Let me just say that Coretta Scott King was a friend of mine. We have worked on so many projects together. We have been in countless meetings together. And not only did I know her well; I held her in high esteem, the greatest respect for a woman of dignity, a woman who conducted herself in such a respectful fashion, a woman who was well disciplined, and a woman who suffered a lot. A woman who suffered during the years that she was raising her small children, having to literally put up with the threats and the intimidation. A woman who took care of the children, raised them in her husband's absence because Dr. Martin Luther King, Jr., was out fighting for civil rights. He was out putting himself on the line so that this country could be a better place for us all. So Coretta Scott King had to be mother and father, and she did a wonderful job of it. She raised her children, and they are wonderful children.

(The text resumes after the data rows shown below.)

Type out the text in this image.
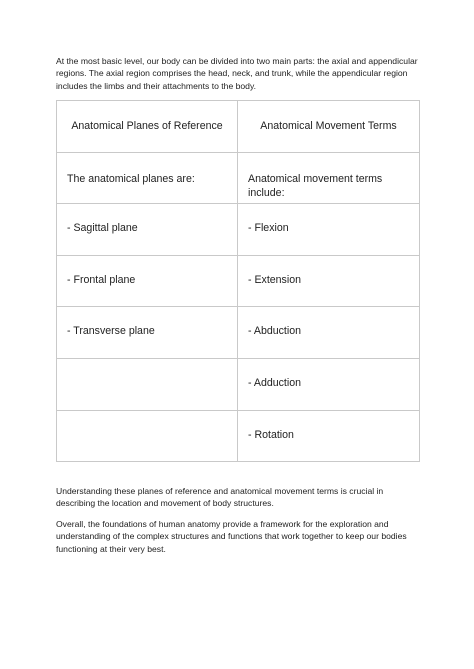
At the most basic level, our body can be divided into two main parts: the axial and appendicular regions. The axial region comprises the head, neck, and trunk, while the appendicular region includes the limbs and their attachments to the body.

Anatomical Planes of Reference	Anatomical Movement Terms
The anatomical planes are:	Anatomical movement terms include:
- Sagittal plane	- Flexion
- Frontal plane	- Extension
- Transverse plane	- Abduction
	- Adduction
	- Rotation

Understanding these planes of reference and anatomical movement terms is crucial in describing the location and movement of body structures.

Overall, the foundations of human anatomy provide a framework for the exploration and understanding of the complex structures and functions that work together to keep our bodies functioning at their very best.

Yolanda King is a wonderful woman who lives in Los Angeles who is an actress and who has devoted her time to putting on plays that will help further the cause of civil rights, equality, and justice. Martin Luther King III was an elected official and headed SCLC, did a fine job of it; and I traveled to Georgia to give him support at some of the dark hours of the organization. And, of course, there is Dexter, a fine young man who has a responsibility for making big decisions as it relates to the King Center and all of the intellectual property that is associated with it. And even when it is very difficult, they are going to get through whatever they need to get through in order to make sure that Dr. Martin Luther King is remembered in the way that he should be remembered.

Then, of course, there is a young daughter, Bernice, who decided that she wanted to walk in her father's footsteps as a minister. I have seen her on many occasions, not only at the White House, but in churches all over America, a young woman who is a fine minister and preacher and a teacher. So Coretta Scott King and Dr. Martin Luther King did a fabulous job, and Coretta Scott King instilled in her children the values that will hold them in good stead.

Let me just close by saying I was pleased to be an honoree at the Dr. Martin Luther King Center just a few years ago when I was invited by the family to come and to remember Dr. Martin Luther King at the King Day events that are held in Atlanta, and I am very appreciative of that, because I had an opportunity to spend some time with Coretta Scott King in a way that I had not been able to do before.

I can recall that we ended up in a little diner, at Pascal's, the favorite soul food restaurant in Atlanta, where we had an opportunity to talk about a lot of things, and we revisited the time that Buthelezi came to Atlanta. I was so opposed to him coming, and Coretta tried to talk sense into me and said, ``Well, we all support Nelson Mandela and we all know that Buthelezi is a person that was opposed to the work of Mandela, but we must be bigger than Buthelezi, we must be bigger than that, and we must understand that we must try to use an opportunity to influence him.''

She was that kind of person. She would think through very carefully her response and her responses to information that was out about whatever work she was doing, and she always responded in such a fashion that not only caused people to respect her, but it also showed the patience that she had, the ability to take people with all their faults and still not be bitter.

So the world is going to miss her. JOHN CONYERS is absolutely correct; she put her work into making sure that Martin Luther King memorials were organized and committees were organized all over this country, all over this world, and that they literally celebrated his birth and they carried out his work, and they continue to do that, and it was because of her traveling from city to city, from town to town, from legislature to legislature, that she has these Martin Luther King committees all over the country.

So today we pay our respects, and we just say farewell to her. We will always remember her, and we will always know that because of her, Martin Luther King was able to do what he was able to do; because of her, her children are doing what they are able to do; because of her, many of us are able to see things a little bit differently and honor the work of Dr. Martin Luther King and support nonviolence.